The British and Irish Lions face selection and tactical dilemmas ahead of the decisive third Test against the Springboks in Cape Town next Saturday.

The Lions were outplayed in the second half of the second Test on Saturday when the Springboks scored 21 unanswered points to pull off a series-levelling 27-9 win.

The Springbok turnaround poses a major challenge for Lions coach Warren Gatland, according to former Springboks coach Nick Mallett and other experts.

Speaking on SuperSport TV, Mallett said the Springboks had won key aspects of Saturday's game in what he described as "a wonderful second half".

They dominated the aerial battle, scrummaged well and launched effective driving mauls.

The Lions would have to rethink their strategy ahead of the decider, which will be played at the same venue as the first two Tests.

"Their attack is very effective, we've seen it in the franchise games," said Mallett of the way Lions racked up points in warm-up matches.

"Are they going to pick a team that will move the ball with pace? Then they have to select a team with runners, guys like (Elliot) Daly and loose forwards with pace.

"Or are they still going to try and arm-wrestle with South Africa? The ball is in their court," said Mallett.

Former Springbok captain Victor Matfield said Gatland faced "a very difficult week".
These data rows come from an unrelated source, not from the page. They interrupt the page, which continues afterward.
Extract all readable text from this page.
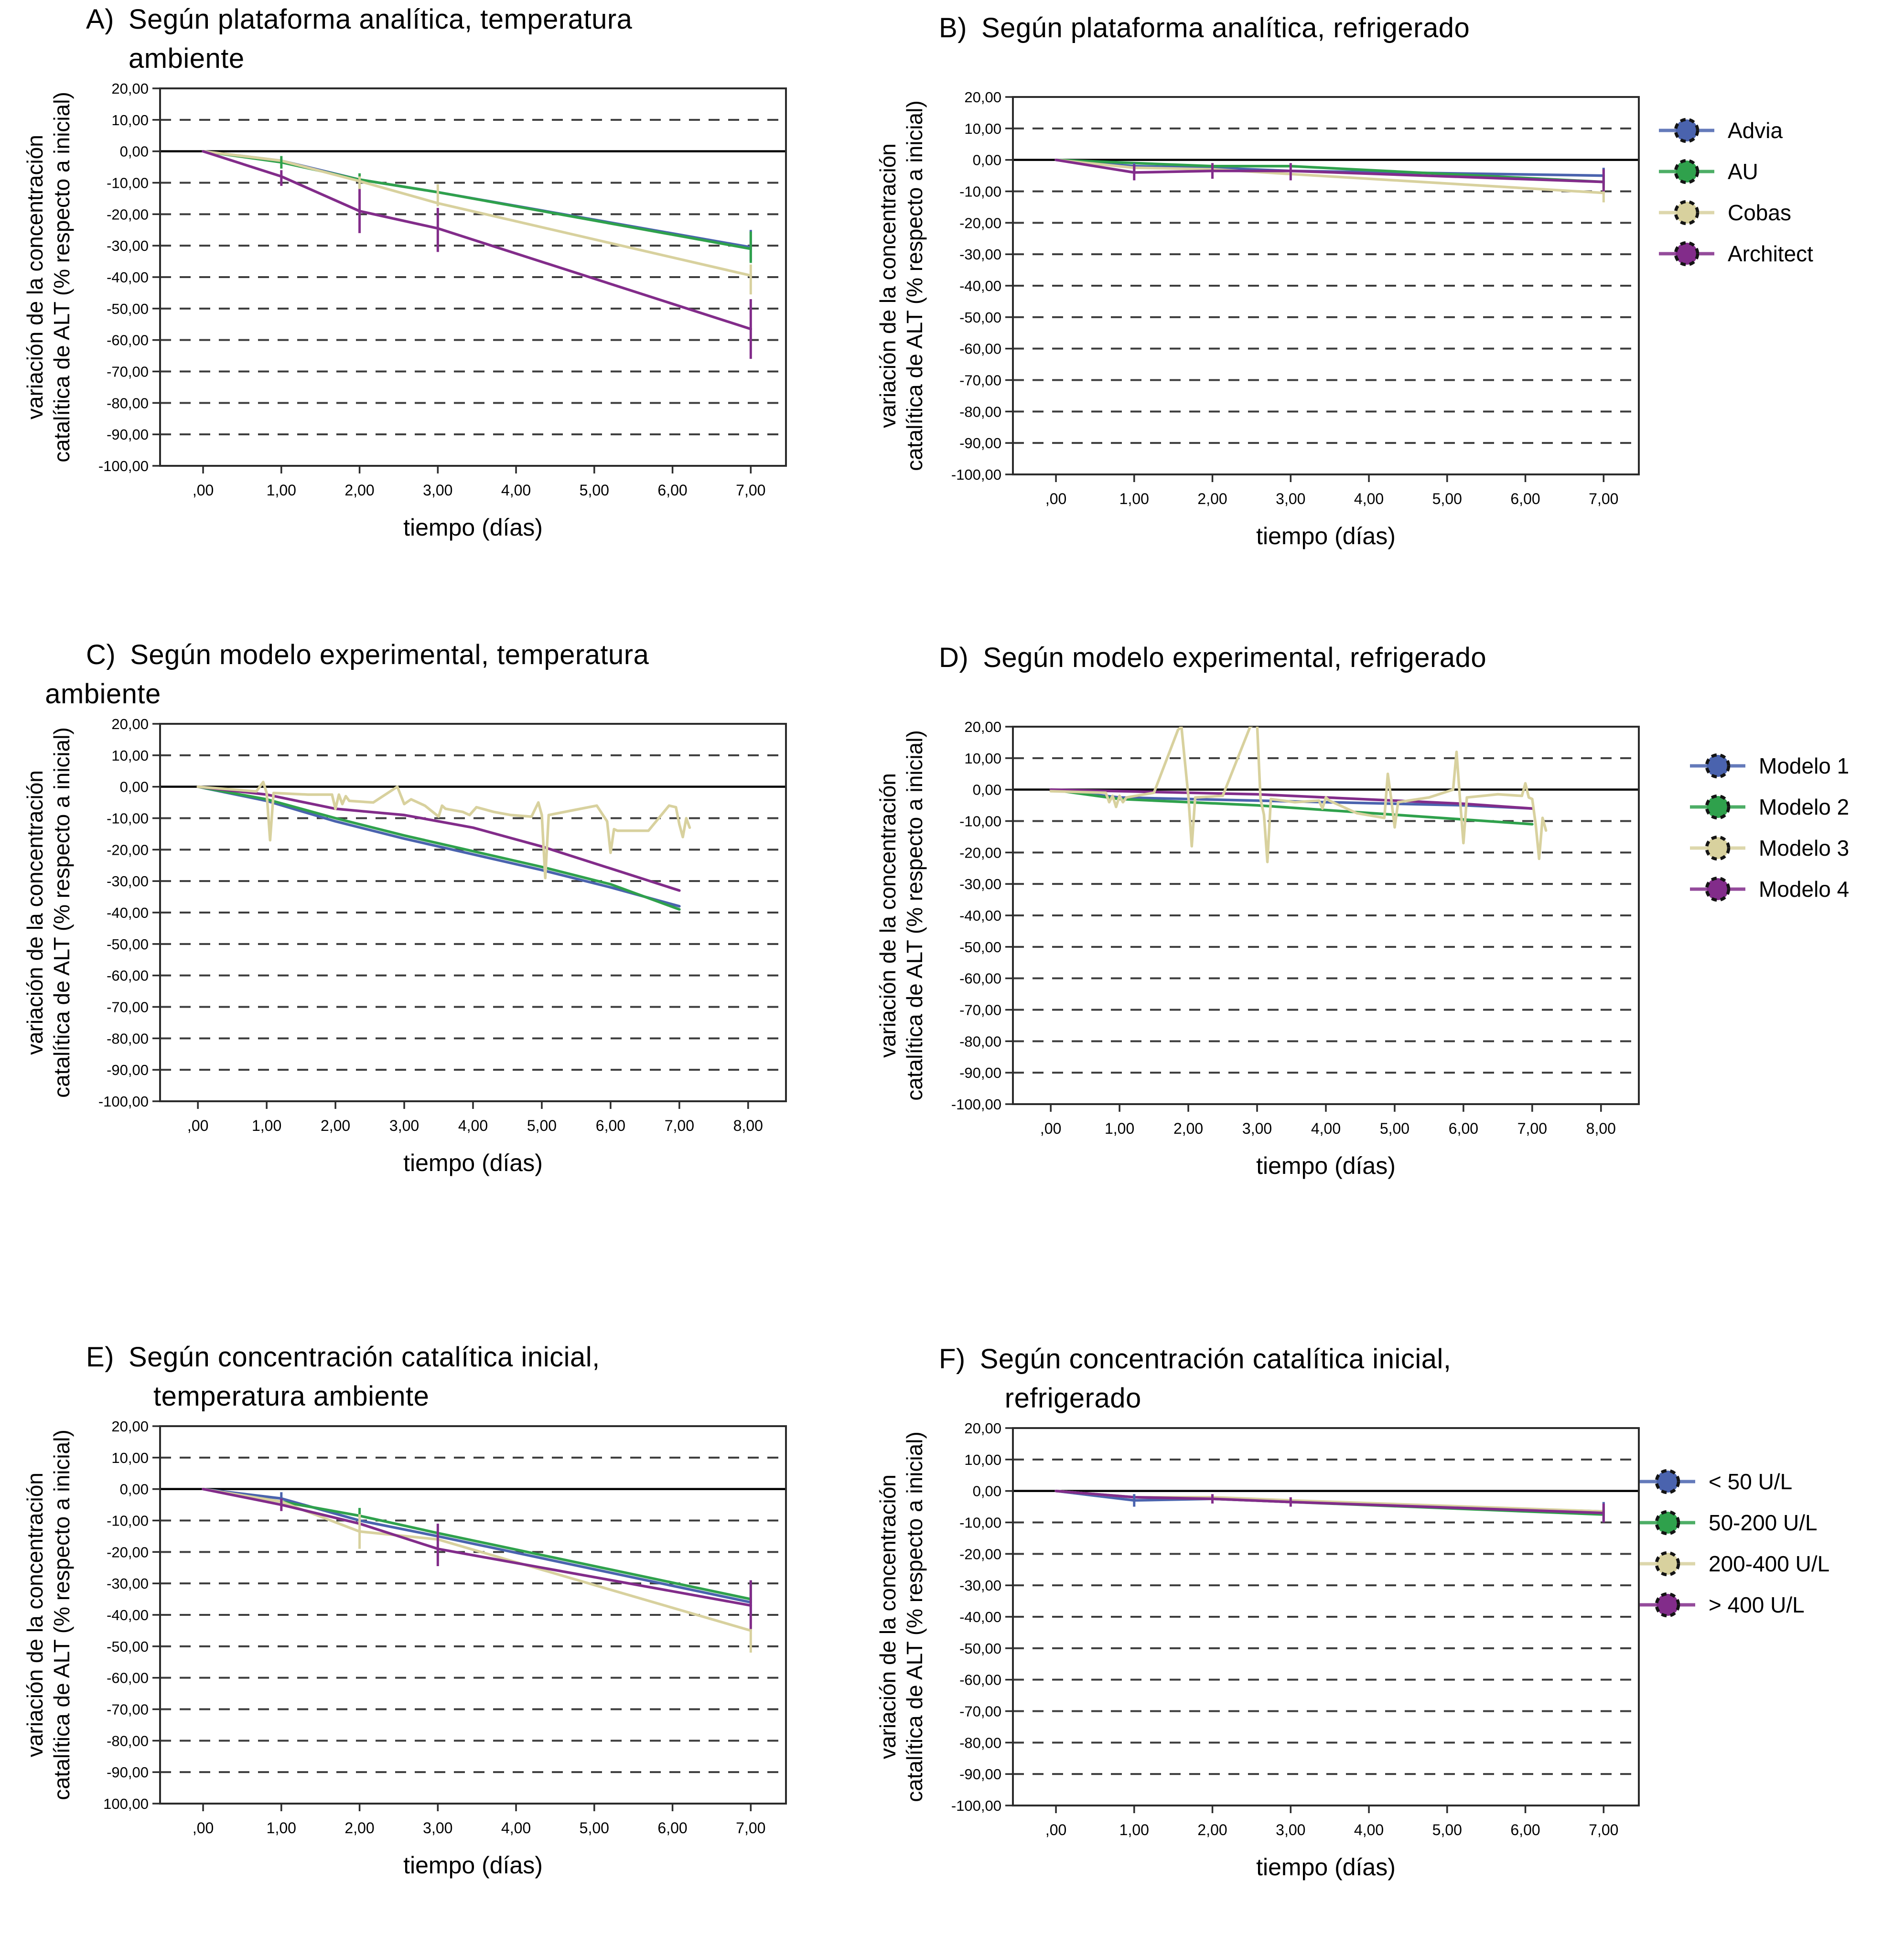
A) Según plataforma analítica, temperatura
ambiente
variación de la concentración catalítica de ALT (% respecto a inicial)
20,00
10,00
0,00
-10,00
-20,00
-30,00
-40,00
-50,00
-60,00
-70,00
-80,00
-90,00
-100,00
,00	1,00	2,00	3,00	4,00	5,00	6,00	7,00
tiempo (días)
B) Según plataforma analítica, refrigerado
variación de la concentración catalítica de ALT (% respecto a inicial)
20,00
10,00
0,00
-10,00
-20,00
-30,00
-40,00
-50,00
-60,00
-70,00
-80,00
-90,00
-100,00
,00	1,00	2,00	3,00	4,00	5,00	6,00	7,00
tiempo (días)
Advia
AU
Cobas
Architect
C) Según modelo experimental, temperatura
ambiente
variación de la concentración catalítica de ALT (% respecto a inicial)
20,00
10,00
0,00
-10,00
-20,00
-30,00
-40,00
-50,00
-60,00
-70,00
-80,00
-90,00
-100,00
,00	1,00	2,00	3,00	4,00	5,00	6,00	7,00	8,00
tiempo (días)
D) Según modelo experimental, refrigerado
variación de la concentración catalítica de ALT (% respecto a inicial)
20,00
10,00
0,00
-10,00
-20,00
-30,00
-40,00
-50,00
-60,00
-70,00
-80,00
-90,00
-100,00
,00	1,00	2,00	3,00	4,00	5,00	6,00	7,00	8,00
tiempo (días)
Modelo 1
Modelo 2
Modelo 3
Modelo 4
E) Según concentración catalítica inicial,
temperatura ambiente
variación de la concentración catalítica de ALT (% respecto a inicial)
20,00
10,00
0,00
-10,00
-20,00
-30,00
-40,00
-50,00
-60,00
-70,00
-80,00
-90,00
100,00
,00	1,00	2,00	3,00	4,00	5,00	6,00	7,00
tiempo (días)
F) Según concentración catalítica inicial,
refrigerado
variación de la concentración catalítica de ALT (% respecto a inicial)
20,00
10,00
0,00
-10,00
-20,00
-30,00
-40,00
-50,00
-60,00
-70,00
-80,00
-90,00
-100,00
,00	1,00	2,00	3,00	4,00	5,00	6,00	7,00
tiempo (días)
< 50 U/L
50-200 U/L
200-400 U/L
> 400 U/L
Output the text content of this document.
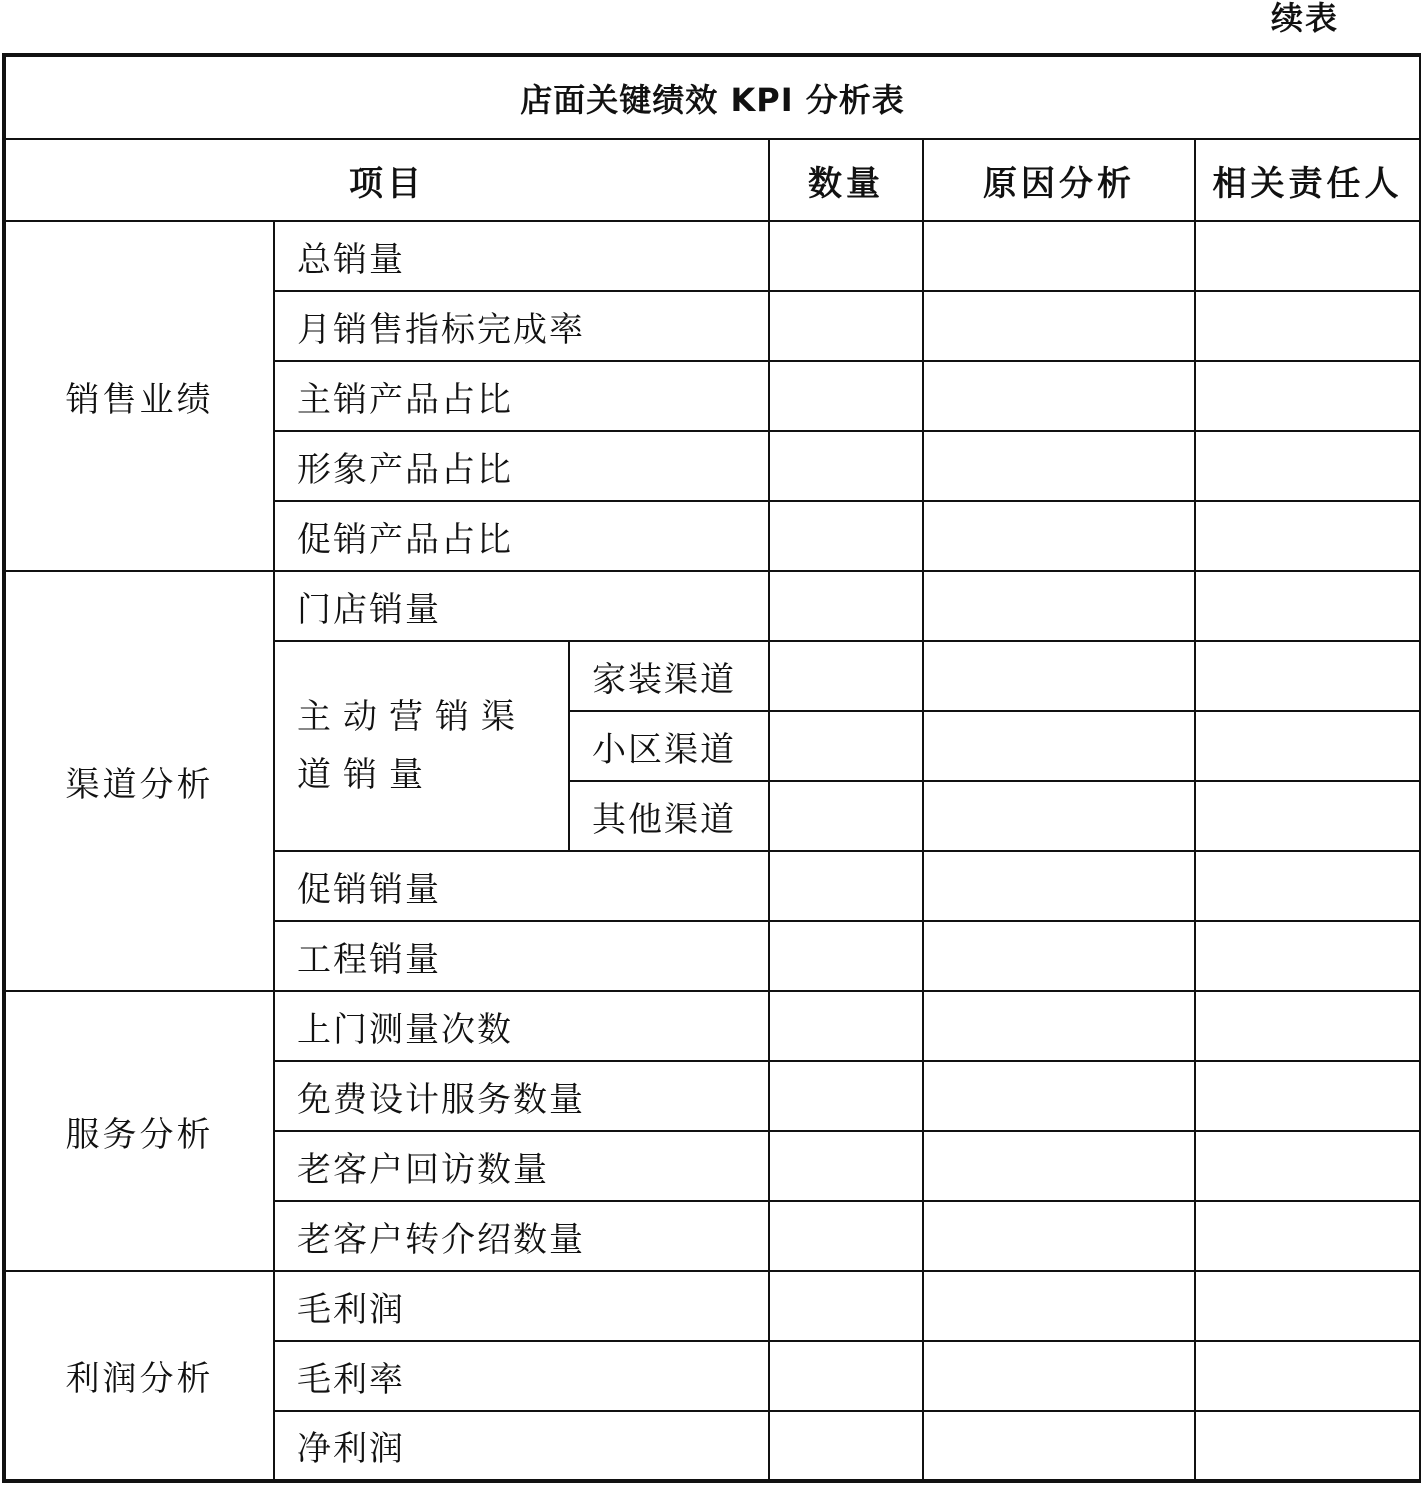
续表
店面关键绩效 KPI 分析表					
项目			数量	原因分析	相关责任人
销售业绩	总销量				
	月销售指标完成率				
	主销产品占比				
	形象产品占比				
	促销产品占比				
渠道分析	门店销量				
	主动营销渠道销量	家装渠道			
		小区渠道			
		其他渠道			
	促销销量				
	工程销量				
服务分析	上门测量次数				
	免费设计服务数量				
	老客户回访数量				
	老客户转介绍数量				
利润分析	毛利润				
	毛利率				
	净利润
"Will he take South Africa on at their own game or will they play with ball in hand?" Matfield asked.

Former Lions centre Jeremy Guscott praised "a colossal second half performance by the Boks".

- Personnel changes? -

Guscott said Gatland needed to get the tourists to lift their game after failing to mount any significant attacks.

Former Lions coach Ian McGeechan wrote in The Sunday Telegraph that he expected changes in personnel.

"Momentum is not in the Lions' favour, nor is confidence, which now clearly resides in South Africa's corner.

"We know from previous Lions' series that it will take a herculean feat to turn around the juggernaut."

Another former coach, Sir Clive Woodward, wrote in the Mail on Sunday that the Lions "scarcely managed to fire a shot in anger. There will have to be a serious rethink."

Gatland hinted during his post-match press conference that there could be changes.

"We will do a proper review of the match and look at individuals to see whether we do need to make some changes," he said.

Although momentum was now with the Springboks, both Mallett and Matfield cautioned that it would not be easy for the home side to rise to the same level that they did on Saturday.

"The big thing now is how we are going to get ourselves back to that same mental tension and excitement that we had for this game," said Mallett.

"The Lions have the ability and they have the players," said Matfield.

"The biggest thing for the Springboks is the mental battle to be up there again. If you are even three or four percent off your game it makes a big difference."